# Coyotes



## SR-1 (Jan 9, 2011)

I was wondering if anyone could tell me of any public land that I could try and shoot some coyotes I don't need secret spots just some general areas thanks.


----------



## JDF_GSP (Jul 4, 2009)

They are all over... My advice is to get out and scout. Probably not likely that others are gonna even point you to general areas where they know coyotes are. Coyote hunting is kinda hard and people put a lot of time and gas money into finding good spots to hunt. Good luck though.


----------



## phorisc (Feb 2, 2011)

Find the BLM maps, thats the best advice i can give ya if your looking for public land. You get them from map stores.


----------



## Flyfishn247 (Oct 2, 2007)

Correct, they are everywhere. Heck, I shot one this year on the pheasant hunt in farmlands in Goshen. I have seen them anywhere from the top of Alta to the sage flats of Delta to Diamond Fork to....well, everywhere. I am a firm believer that they are only increasing in numbers and need to be suppressed. Get out and do some damage. You would be surprised at where you find them, usually that is where to look first :O•-:


----------



## Loke (Sep 7, 2007)

I hear there are a bunch up Diamond Fork.


----------



## bigdaddyx4 (Jan 11, 2008)

Don't be surprised if you happen to see some large coyotes. Some may be different colors as well (maybe like black or white). Just shoot every "coyote" you happen to come across, no matter the size or color!!


----------



## Cooky (Apr 25, 2011)

The "large" ones are invisible, you could never shoot one.


----------



## Rbyotes (Jan 8, 2012)

Depending on how far you wanna travel you could check out Calio its south of wendover about two hours seen them out there last year while i was working


----------



## Clarq (Jul 21, 2011)

Loke said:


> I hear there are a bunch up Diamond Fork.
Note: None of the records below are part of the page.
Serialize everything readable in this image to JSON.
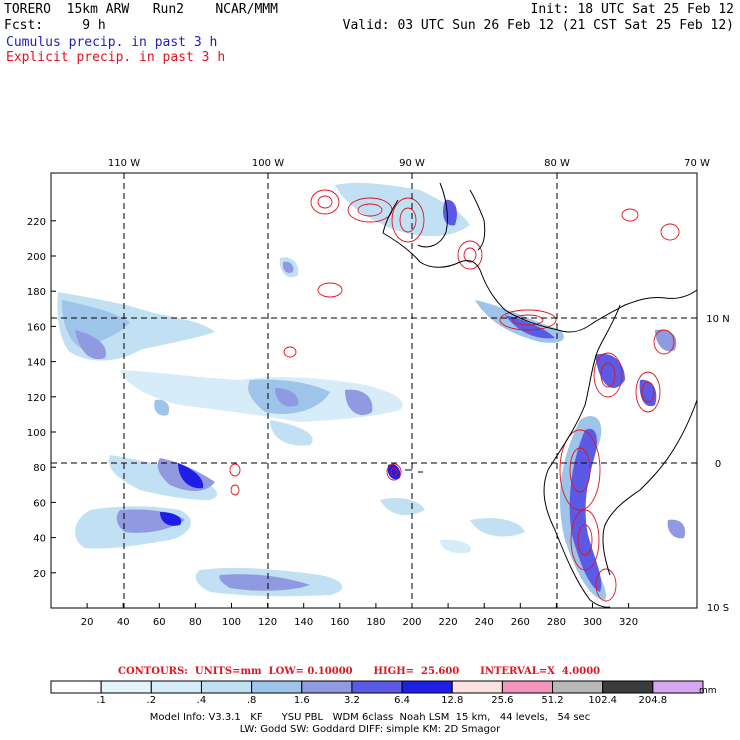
{
  "header": {
    "line1_left": "TORERO  15km ARW   Run2    NCAR/MMM",
    "line1_right": "Init: 18 UTC Sat 25 Feb 12",
    "line2_left": "Fcst:     9 h",
    "line2_right": "Valid: 03 UTC Sun 26 Feb 12 (21 CST Sat 25 Feb 12)",
    "field1": "Cumulus precip. in past 3 h",
    "field2": "Explicit precip. in past 3 h"
  },
  "colors": {
    "field1": "#1f1fb4",
    "field2": "#e0141e",
    "coast": "#000000"
  },
  "map": {
    "lon_labels": [
      "110 W",
      "100 W",
      "90 W",
      "80 W",
      "70 W"
    ],
    "lat_labels": [
      "10 N",
      "0",
      "10 S"
    ],
    "x_ticks": [
      "20",
      "40",
      "60",
      "80",
      "100",
      "120",
      "140",
      "160",
      "180",
      "200",
      "220",
      "240",
      "260",
      "280",
      "300",
      "320"
    ],
    "y_ticks": [
      "20",
      "40",
      "60",
      "80",
      "100",
      "120",
      "140",
      "160",
      "180",
      "200",
      "220"
    ],
    "grid_lines": "dashed"
  },
  "contours": {
    "text": "CONTOURS:  UNITS=mm  LOW= 0.10000      HIGH=  25.600      INTERVAL=X  4.0000"
  },
  "legend": {
    "units": "mm",
    "values": [
      ".1",
      ".2",
      ".4",
      ".8",
      "1.6",
      "3.2",
      "6.4",
      "12.8",
      "25.6",
      "51.2",
      "102.4",
      "204.8"
    ],
    "colors": [
      "#ffffff",
      "#e6f3fb",
      "#d6ecf8",
      "#c2e0f4",
      "#9fc4ea",
      "#8f9ae0",
      "#5a5ae6",
      "#1e1ee6",
      "#fbe2e2",
      "#f294bc",
      "#b8b8b8",
      "#3c3c3c",
      "#d6a6f0"
    ]
  },
  "footer": {
    "line1": "Model Info: V3.3.1   KF      YSU PBL   WDM 6class  Noah LSM  15 km,   44 levels,   54 sec",
    "line2": "LW: Godd SW: Goddard DIFF: simple KM: 2D Smagor"
  }
}
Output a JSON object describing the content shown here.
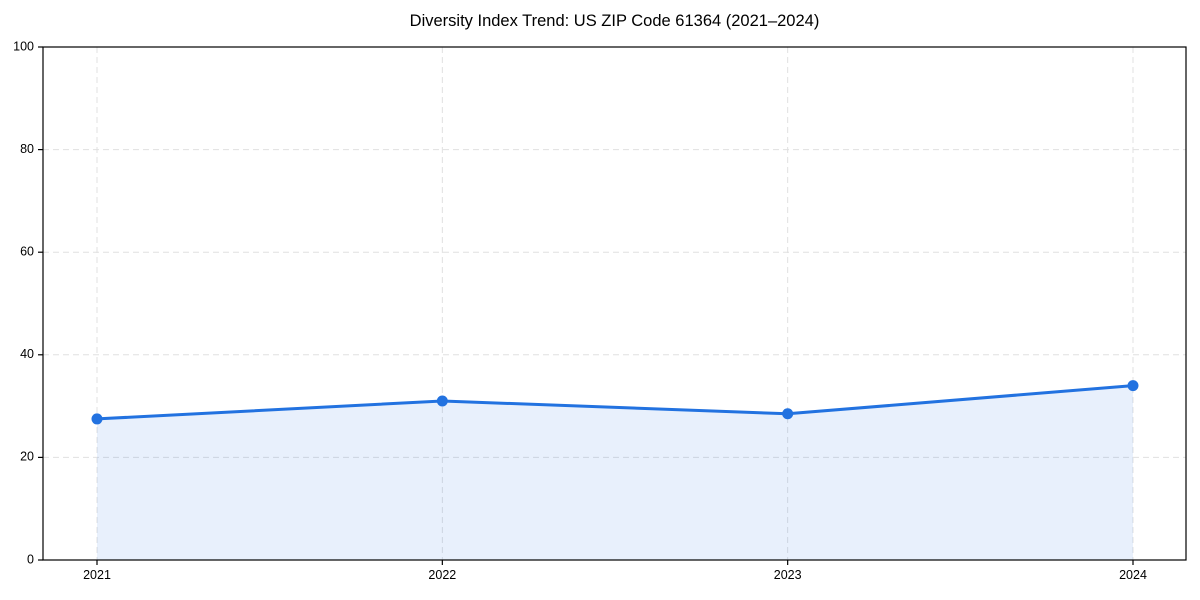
{
  "chart_data": {
    "type": "area",
    "title": "Diversity Index Trend: US ZIP Code 61364 (2021–2024)",
    "categories": [
      "2021",
      "2022",
      "2023",
      "2024"
    ],
    "series": [
      {
        "name": "Diversity Index",
        "values": [
          27.5,
          31,
          28.5,
          34
        ]
      }
    ],
    "xlabel": "",
    "ylabel": "",
    "ylim": [
      0,
      100
    ],
    "yticks": [
      0,
      20,
      40,
      60,
      80,
      100
    ],
    "grid": "dashed, horizontal and vertical",
    "legend_position": "none",
    "colors": {
      "line": "#2272e0",
      "marker": "#2272e0",
      "area_fill": "rgba(34,114,224,0.105)",
      "grid": "#e0e0e0",
      "spine": "#000000",
      "tick_label": "#000000",
      "background": "#ffffff"
    }
  }
}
+1. Forget the wolf BS, there really are quite a few up there. We hear them and/or see tracks almost every time we go.


----------



## clintonias42 (Jan 31, 2012)

I truly believe that the "Coyote" does not exist and this is just a ploy from the crude oil companies to get me to spend tons of money on gas.


----------



## HighNDry (Dec 26, 2007)

Best to hunt the BLM (public lands) now. If the Utard legislature passes the law to gain control of the federal lands in Utah you will eventually be locked out. Utah is trying to take control of BLM, Forest Service lands in Utah so they can drill and develop them. This will mean posting them to trespass. That's right, all you Utards that think it's a good idea for Utah to get control over these lands better understand the consequences. If you think there are a lot of no trespassing areas now--wait until Utah gets control over the federal lands! You will see no hunting and fishing signs all over the place!


----------



## Loke (Sep 7, 2007)

THE SKY IS FALLING!!!!!!


----------



## bwhntr (Sep 12, 2007)

Loke said:


> THE SKY IS FALLING!!!!!!


 :mrgreen:


----------



## HighNDry (Dec 26, 2007)

A couple of cutie pies with their heads so far up the muzzle of their guns that they can't see the writing on the wall. Utard legislature already took away most of your stream access and now they are gunning for the hunting groups. PETA and the rest of the tree huggers are making an impact on your rights while you sit back and look at the fluffy clouds in the sky and think all is well. Well, you keep going to Sunday School and sing your little "all is well" song. Most of the places I hunted when I grew up in Utah are gone. We can't have our cake and eat it too. If you want more population, more industry, more private land, then your hunting and fishing opportunities will diminish--it's not rocket science Utards. You think all is rosey and that you have a 25 point lead and the next thing you know you lost.


----------



## bwhntr (Sep 12, 2007)

HighNDry said:


> A couple of cutie pies with their heads so far up the muzzle of their guns that they can't see the writing on the wall. Utard legislature already took away most of your stream access and now they are gunning for the hunting groups. PETA and the rest of the tree huggers are making an impact on your rights while you sit back and look at the fluffy clouds in the sky and think all is well. Well, you keep going to Sunday School and sing your little "all is well" song. Most of the places I hunted when I grew up in Utah are gone. We can't have our cake and eat it too. If you want more population, more industry, more private land, then your hunting and fishing opportunities will diminish--it's not rocket science Utards. You think all is rosey and that you have a 25 point lead and the next thing you know you lost.


 :roll: Ok, thanks for the update.


----------



## Homer (Sep 1, 2011)

Bwhntr is a sexy utard


----------



## elkfromabove (Apr 20, 2008)

Loke said:


> THE SKY IS FALLING!!!!!!


Nah, it ain't falling, just being regulated to death per the EPA, FCC, FAA, US Air Force, Army, Navy, and http://www.naturalnews.com/024402.html!


----------



## bwhntr (Sep 12, 2007)

Homer said:


> Bwhntr is a sexy utard


 :mrgreen: I know, huh! -~|-


----------



## proutdoors (Sep 24, 2007)

:O•-:


----------